Peter Donkin

Peter Brown Fordyce Donkin was born on 31st January 1913 to Peter Brown Fordyce and Sarah Ann Donkin of 33 Church Street. Peter Sr was rivet holder at the Short Brothers shipbuilding yard in Pallion, Sunderland, he would serve in the Royal Field Artillery during the First World War. Peter Jr was not their first child, Carthrin had been born in April 1910 which instigated Peter and Sarah’s marriage in the Holy Trinity Church on Sunderland dockside in July 1910; sadly, Carthrin died in October 1911. Peter was followed by four more children, one of these, Nathan, died aged just nine months.

In late 1920, Peter aged seven with Robert Walton aged nine robbed a Post office taking ‘£39 in notes from a drawer.’ As a result Peter was sent to the Boys Industrial School, on Prospect Road, Sunderland; a report says it was “In a very low part of the town, and surrounded by a very poor class of houses”, this less than 100 yards from Church Street where Peter’s parents lived. In 1924 the school was taken over by the Sunderland Education Committee for use as a special school for “mentally defective children.”. In 1930 Peter was again in trouble, along with James Watson (22) the seventeen-year-old Peter was arrested after breaking into a farmhouse in Blackwell, just South of Darlington. In 1935 he was again convicted of stealing gas cookers from empty houses and selling them for scrap metal.

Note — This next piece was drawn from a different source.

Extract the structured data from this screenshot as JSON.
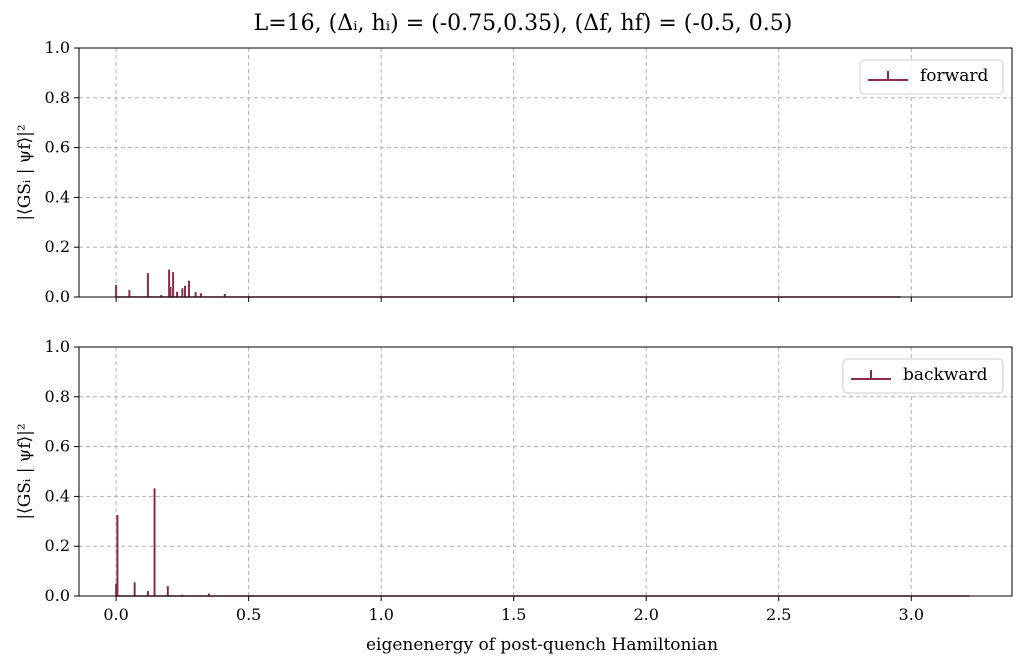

Peter arrived in Spain after the Aragon breakthrough which saw Franco’s forces divide Republican Spain in two. Peter was enlisted into the British Battalion on 22nd April 1938 as ID number 1867 under the name William Jones. He lists as his next of kin ‘a friend’ Olive Airey of 26 Beech Terrace, Blaydon. Olive is the sister of Charlie Woods, the North East Coast district organiser for the Communist Party, and also the mother of Maggie Airey who had been Wilf Jobling’s partner, Wilf had been district organiser before he volunteered for Spain and was killed at Jarama in 1937. The Communist Party records Peter’s mother’s address as 5 Haydon Square, Hylton, Sunderland. Peter joined No.1 the Major Attlee company, commanded by George Fletcher.

On 2nd August 1938 whilst the British Battalion attacked Hill 481 Peter was wounded in the foot and evacuated. Peter was still in the Santa Coloma de Farners  Military Clinic when the British Battalion was withdrawn on 23rd September 1938. He arrived in Ripoll on 18th October and was repatriated with the British Battalion on 7th of December 1938. A week later Peter was at the commemorative rally for the North East International Brigade volunteers on 15th January at Newcastle City Hall, which was attended by over 2,000 people.